草坪上,一个穿着背带裤的小小身影,正迈着两条小短腿,跌跌撞撞地追逐着一个比他小不了多少的黑白花纹足球。
那是她和裴烬的儿子,裴知安,小名年年,今年刚满三岁。
孩子的面前,那个在商界叱咤风云、让无数对手闻风丧胆的裴氏集团掌权人,此刻正穿着一身柔软的米色家居服,笨拙地弯着腰,试图给儿子示范一个标准的踢球动作。
“年年,看这里,”裴烬的声音难得带上了几分不确定,他耐心地放慢动作,“脚背要绷直,像这样,对准球的中间……”
话音未落,他一脚踢出,足球却划出一道诡异的弧线,擦着草坪滚出去老远,完美错过了不远处的小球门。
“噗——”
一声不合时宜的嗤笑从旁边传来。
江家大哥江沉舟,正靠在一棵梧桐树下,手里端着一杯刚泡好的普洱,镜片后的眼睛里满是毫不掩饰的调侃:“妹夫,你这脚法,是跟你们公司财务学的吧?精准避开所有正确答案。”
一身运动装的二哥江屿白也抱着臂凑热闹:“不行就换人,我来教。想当年我可是我们大学足球队的主力前锋。”
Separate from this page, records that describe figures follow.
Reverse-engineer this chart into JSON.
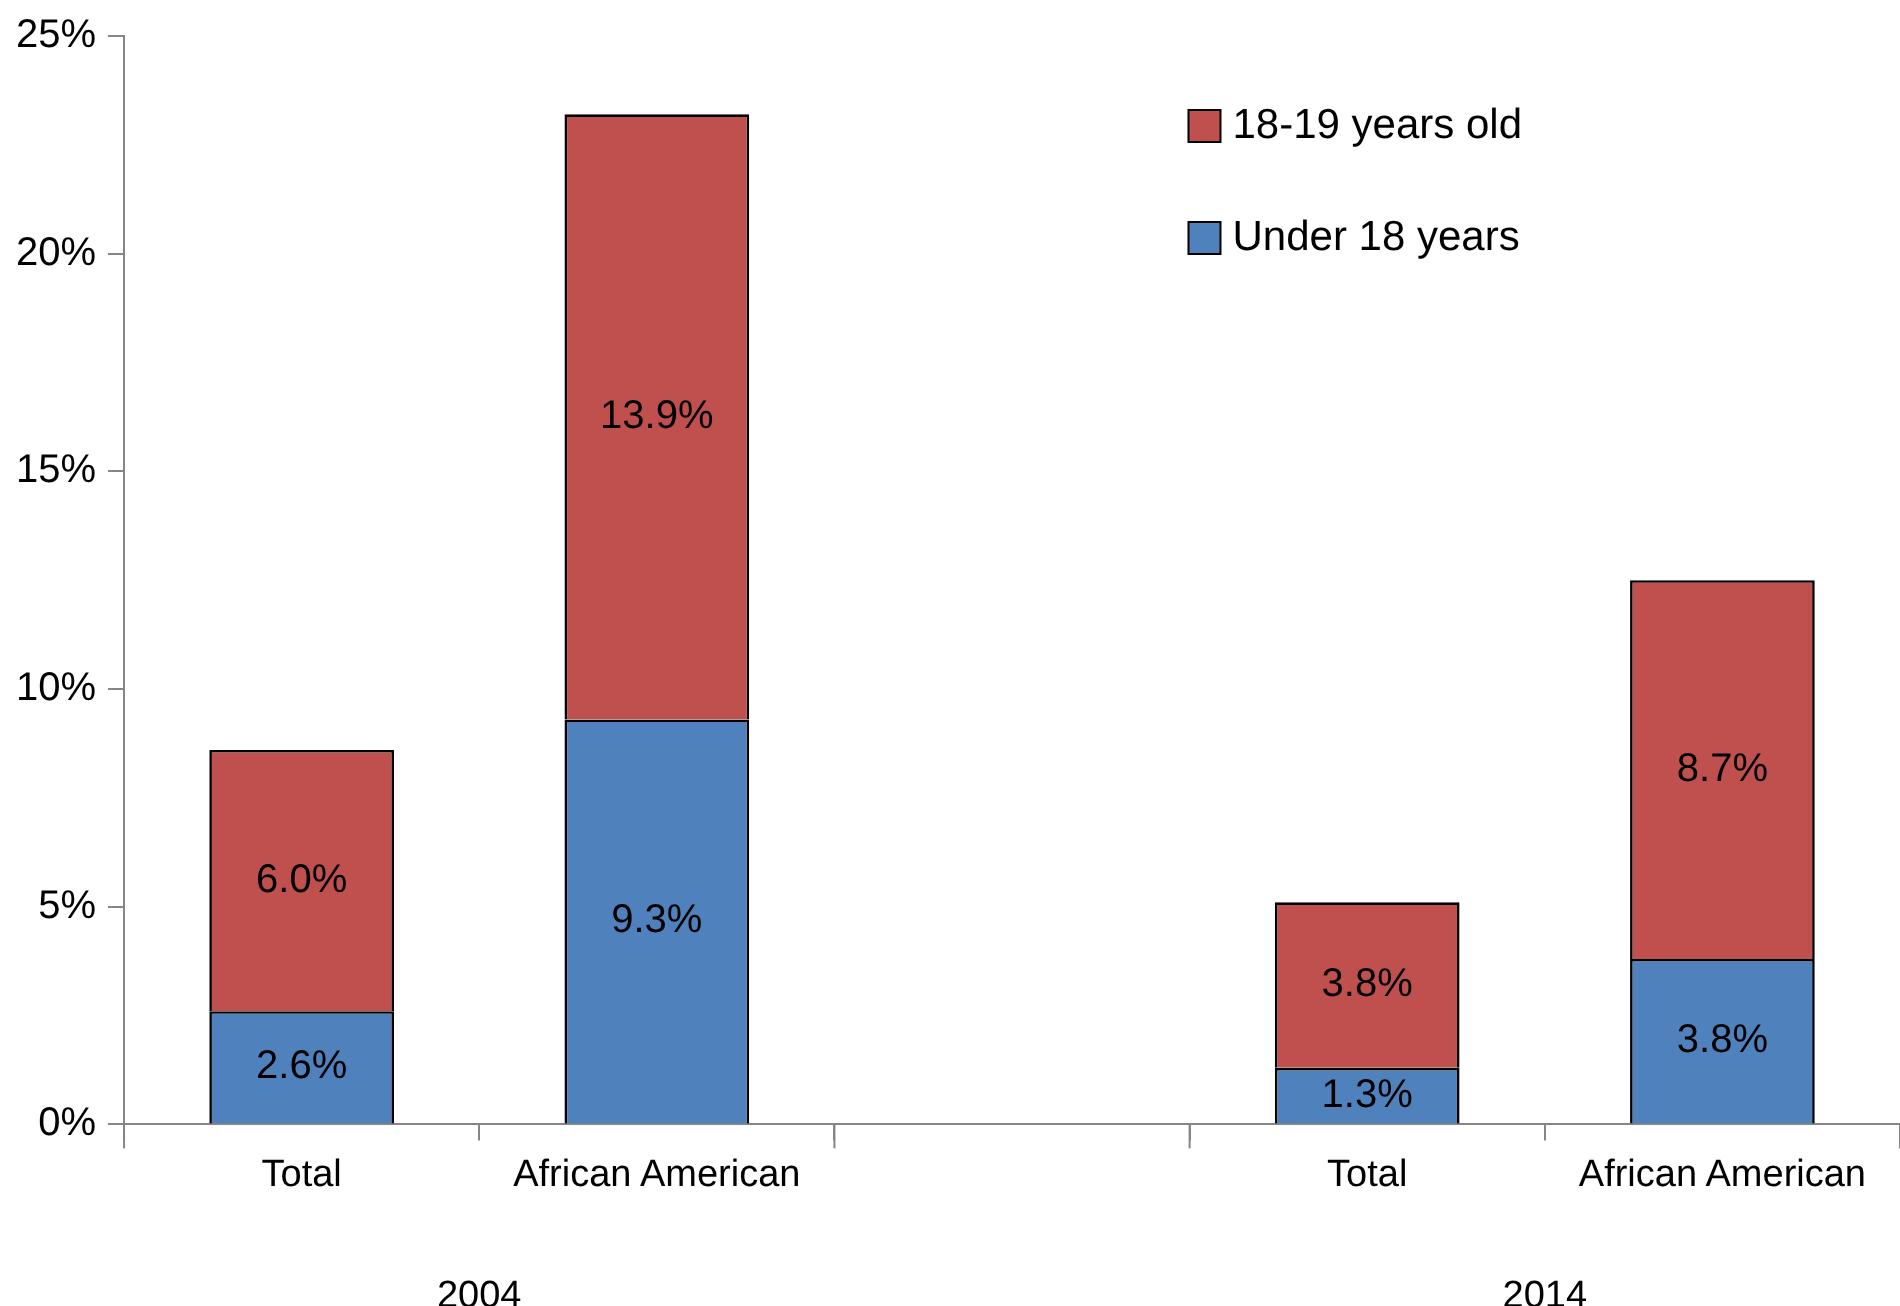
{
  "chart_data": {
    "type": "bar",
    "stacked": true,
    "categories": [
      "Total",
      "African American",
      null,
      "Total",
      "African American"
    ],
    "series": [
      {
        "name": "Under 18 years",
        "color": "#4f81bd",
        "values": [
          2.6,
          9.3,
          null,
          1.3,
          3.8
        ],
        "value_labels": [
          "2.6%",
          "9.3%",
          null,
          "1.3%",
          "3.8%"
        ]
      },
      {
        "name": "18-19 years old",
        "color": "#c0504d",
        "values": [
          6.0,
          13.9,
          null,
          3.8,
          8.7
        ],
        "value_labels": [
          "6.0%",
          "13.9%",
          null,
          "3.8%",
          "8.7%"
        ]
      }
    ],
    "annotations": [
      "2004",
      "2014"
    ],
    "ylim": [
      0,
      25
    ],
    "yticks": [
      {
        "value": 0,
        "label": "0%"
      },
      {
        "value": 5,
        "label": "5%"
      },
      {
        "value": 10,
        "label": "10%"
      },
      {
        "value": 15,
        "label": "15%"
      },
      {
        "value": 20,
        "label": "20%"
      },
      {
        "value": 25,
        "label": "25%"
      }
    ],
    "grid": false,
    "legend": "top right"
  }
}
三哥江辞,这位乐坛天王今天穿得格外花哨,戴着墨镜躺在另一张躺椅上,闻言懒洋洋地抬了抬眼皮:“二哥你可拉倒吧,我记得你大学踢球,一脚把球踢到校长脑袋上,差点被记过。”
“那叫意外!”江屿白梗着脖子反驳。
四哥江澈阳,那位在科研领域心无旁骛的天才,此刻正一脸严肃地蹲在地上,用手指在草地上比划着:“根据抛物线原理和空气阻力计算,刚才那一球的初始速度和角度都有问题,我建议出脚点下移三厘米,力度增加百分之十……”
一群在各自领域都是金字塔尖的人物,此刻为了教一个三岁小孩踢球,吵得像个菜市场。
江稚鱼靠在躺椅上,惬意地晃了晃腿,心情好得不像话。
【一群商业巨擘,金融天才,顶流巨星,外加一个未来科学家,连个球都教不明白,真是白瞎了这么高的智商。
我儿子以后可别跟你们一样四肢不协调,那可怎么办哟。】
她这心声刚落下,草坪上原本吵嚷的五个男人,动作齐齐一僵。
下一秒,五双眼睛,六道视线(江沉舟的隔着镜片),齐刷刷地,带着一股子难以言喻的幽怨,穿过午后温暖的阳光,精准地锁定在了她身上。
江稚鱼:“……”
她清了清嗓子,若无其事地端起手边的果茶喝了一口,假装在欣赏风景。
被亲妈“嫌弃”了的裴知安小朋友可不管那些大人们之间的暗流涌动,他咯咯笑着,像一只归巢的小乳燕,张开短短的胳膊,迈着小短腿,一头扑进了江稚鱼的怀里。
“妈妈,抱!”小家伙奶声奶气地撒着娇,小脑袋在她颈窝里蹭来蹭去。
江稚鱼立刻被治愈了,抱着软乎乎的儿子亲了一口,刚才那点被集体行注目礼的尴尬瞬间烟消云散。
她已经完全习惯了这种“实时弹幕”被全家围观的生活。
刚开始的时候,她还会觉得社死,恨不得找个地缝钻进去。
但渐渐地,她发现,这个曾经让她感到恐惧和不安的金手指,如今已经变成了家人之间独特的、充满爱意的沟通方式。
大哥会根据她的心声,知道她其实很喜欢他带回来的茶叶,只是嘴上不说;二哥会在她吐槽工作累的时候,不动声色地收购那家让她加班的公司;三哥演唱会门票永远给她留着视角最好的第一排,因为知道她懒得去抢;四哥则会把最新研发出来的、据说能生发黑发的营养液第一个拿给她,因为她在心里偷偷抱怨过最近掉头发有点多。
至于裴烬……她更是会偶尔故意在心里说些玩笑话逗他,看他耳根泛红却又拿她没办法的样子,成了她生活中最大的乐趣之一。
“好了好了,都别杵着了,快过来吃水果。”江母端着一个巨大的水果拼盘,笑意盈盈地从屋里走出来,身后跟着一脸满足的江父。
看着眼前这热闹又温馨的一幕,老两口脸上是藏不住的幸福。
家族企业蒸蒸日上,曾经那些明里暗里的敌人早已成为过眼云烟,而他们最珍视的宝贝女儿,也找到了属于她的、最坚实的依靠和最圆满的幸福。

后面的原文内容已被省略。